Der Spielplatz am Quirlsberg soll verschwinden. Foto: Redaktion

Mit deutlicher Verzögerung hat die Stadt Bergisch Gladbach am Dienstag ihre Pläne zum Spielplatz „Quirlsberg“ am Zanders-Bad offengelegt. Der bisherige Kinderspielplatz soll in eine „naturnah gestaltete Bewegungs- und Freizeitsportfläche“ umgewandelt werden, heißt es in der Pressemitteilung. Die zum Teil baufälligen Spielgeräte sollen rasch abgebaut, die Sandfläche ein Magerrasen werden.  

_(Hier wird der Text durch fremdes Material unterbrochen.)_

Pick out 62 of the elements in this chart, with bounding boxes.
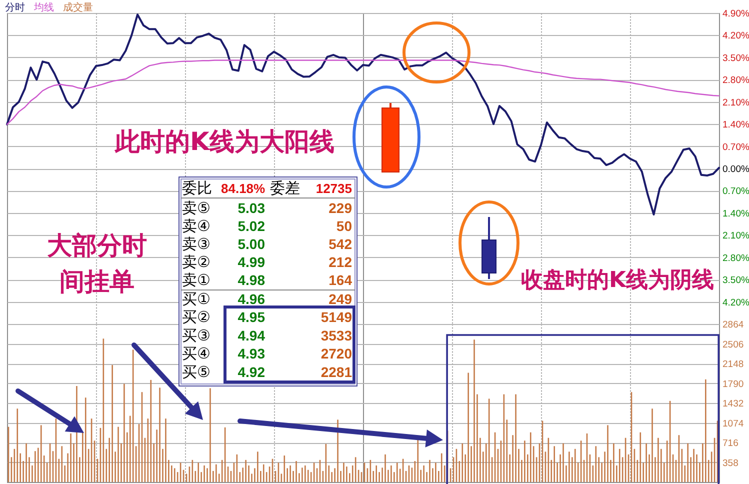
annotation: 249 (328, 291, 352, 307)
annotation: 5149 (320, 309, 352, 326)
y-tick-label: 1790 (722, 378, 744, 390)
annotation: 50 (336, 218, 352, 234)
y-tick-label: 2.10% (722, 97, 749, 108)
y-tick-label: 2.80% (722, 252, 749, 264)
y-tick-label: 2148 (722, 359, 744, 370)
annotation: 委差 (270, 179, 300, 197)
y-tick-label: 2864 (722, 320, 744, 330)
annotation: 4.96 (238, 291, 266, 307)
annotation: 卖② (182, 253, 210, 271)
annotation: 买① (182, 290, 210, 308)
annotation: 4.93 (238, 346, 266, 362)
annotation: 4.95 (238, 309, 266, 326)
annotation: 委比 (182, 179, 212, 197)
annotation: 542 (328, 236, 352, 252)
y-tick-label: 2.10% (722, 230, 749, 242)
y-tick-label: 4.90% (722, 8, 749, 20)
annotation: 收盘时的K线为阴线 (521, 268, 714, 293)
y-tick-label: 3.50% (722, 52, 749, 64)
y-tick-label: 716 (722, 438, 738, 449)
text: 成交量 (63, 2, 93, 14)
y-tick-label: 1432 (722, 398, 744, 410)
annotation: 卖③ (182, 235, 210, 253)
annotation: 84.18% (221, 181, 266, 196)
annotation: 此时的K线为大阳线 (114, 127, 334, 156)
annotation: 229 (328, 200, 352, 216)
y-tick-label: 358 (722, 458, 738, 469)
annotation: 212 (328, 254, 352, 270)
annotation: 买② (182, 308, 210, 326)
annotation: 大部分时间挂单 (47, 231, 147, 296)
y-tick-label: 3.50% (722, 275, 749, 286)
annotation: 买④ (182, 344, 210, 363)
text: 分时 (5, 2, 25, 14)
y-tick-label: 2.80% (722, 75, 749, 86)
annotation: 3533 (320, 327, 352, 344)
annotation: 2281 (320, 364, 352, 380)
y-tick-label: 0.70% (722, 186, 749, 198)
y-tick-label: 1.40% (722, 208, 749, 220)
annotation: 4.94 (238, 327, 266, 344)
annotation: 5.00 (238, 236, 266, 252)
annotation: 卖④ (182, 217, 210, 235)
y-tick-label: 1.40% (722, 120, 749, 131)
annotation: 5.02 (238, 218, 266, 234)
annotation: 4.99 (238, 254, 266, 270)
annotation: 164 (328, 272, 352, 288)
y-tick-label: 0.00% (722, 164, 749, 175)
y-tick-label: 4.20% (722, 30, 749, 42)
y-tick-label: 0.70% (722, 142, 749, 153)
annotation: 买③ (182, 326, 210, 344)
annotation: 2720 (320, 346, 352, 362)
annotation: 卖⑤ (182, 199, 210, 217)
annotation: 5.03 (238, 200, 266, 216)
annotation: 4.92 (238, 364, 266, 380)
y-tick-label: 4.20% (722, 297, 749, 308)
annotation: 卖① (182, 271, 210, 289)
text: 均线 (33, 2, 54, 14)
annotation: 12735 (316, 181, 352, 196)
annotation: 4.98 (238, 272, 266, 288)
y-tick-label: 2506 (722, 339, 744, 350)
annotation: 买⑤ (182, 362, 210, 381)
y-tick-label: 1074 (722, 418, 744, 430)
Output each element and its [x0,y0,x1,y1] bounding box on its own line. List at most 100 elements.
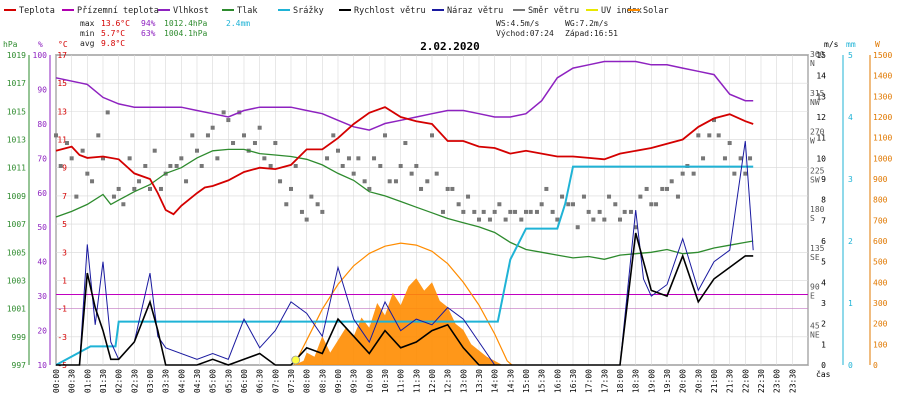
ms-tick: 7 [821,216,826,225]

Als Gründe für den Abbau der Spielgeräte am Fuß des Quirlsbergs nennt die Stadt Sicherheitsaspekte. Zum einen hätten bereits marode Spielgeräte abgesperrt werden müssen. Zum anderen führt die Stadt wenig konkret „soziale Faktoren“ an, die sich auf die Sicherheit auswirken: Trotz „verstärktem Einsatz von aufsuchender Sozialarbeit, Ordnungsamt und Polizei“ sei es zu Vandalismus und Ordnungswidrigkeiten gekommen. 

Hoher Personaleinsatz

Weitere Details nennt sie nicht, sondern verweist nur auf die „dadurch regelmäßig entstehenden Gefahren für im Sand spielenden Kinder“, die „trotz massiv erhöhtem Personalaufwand“ nicht ausreichend beseitigt werden können. Seit Mai habe die Stadt „intensiv daran gearbeitet, sowohl die Ursachen besser in den Griff zu bekommen, als auch die Gefahrenquellen möglichst auszuschließen“.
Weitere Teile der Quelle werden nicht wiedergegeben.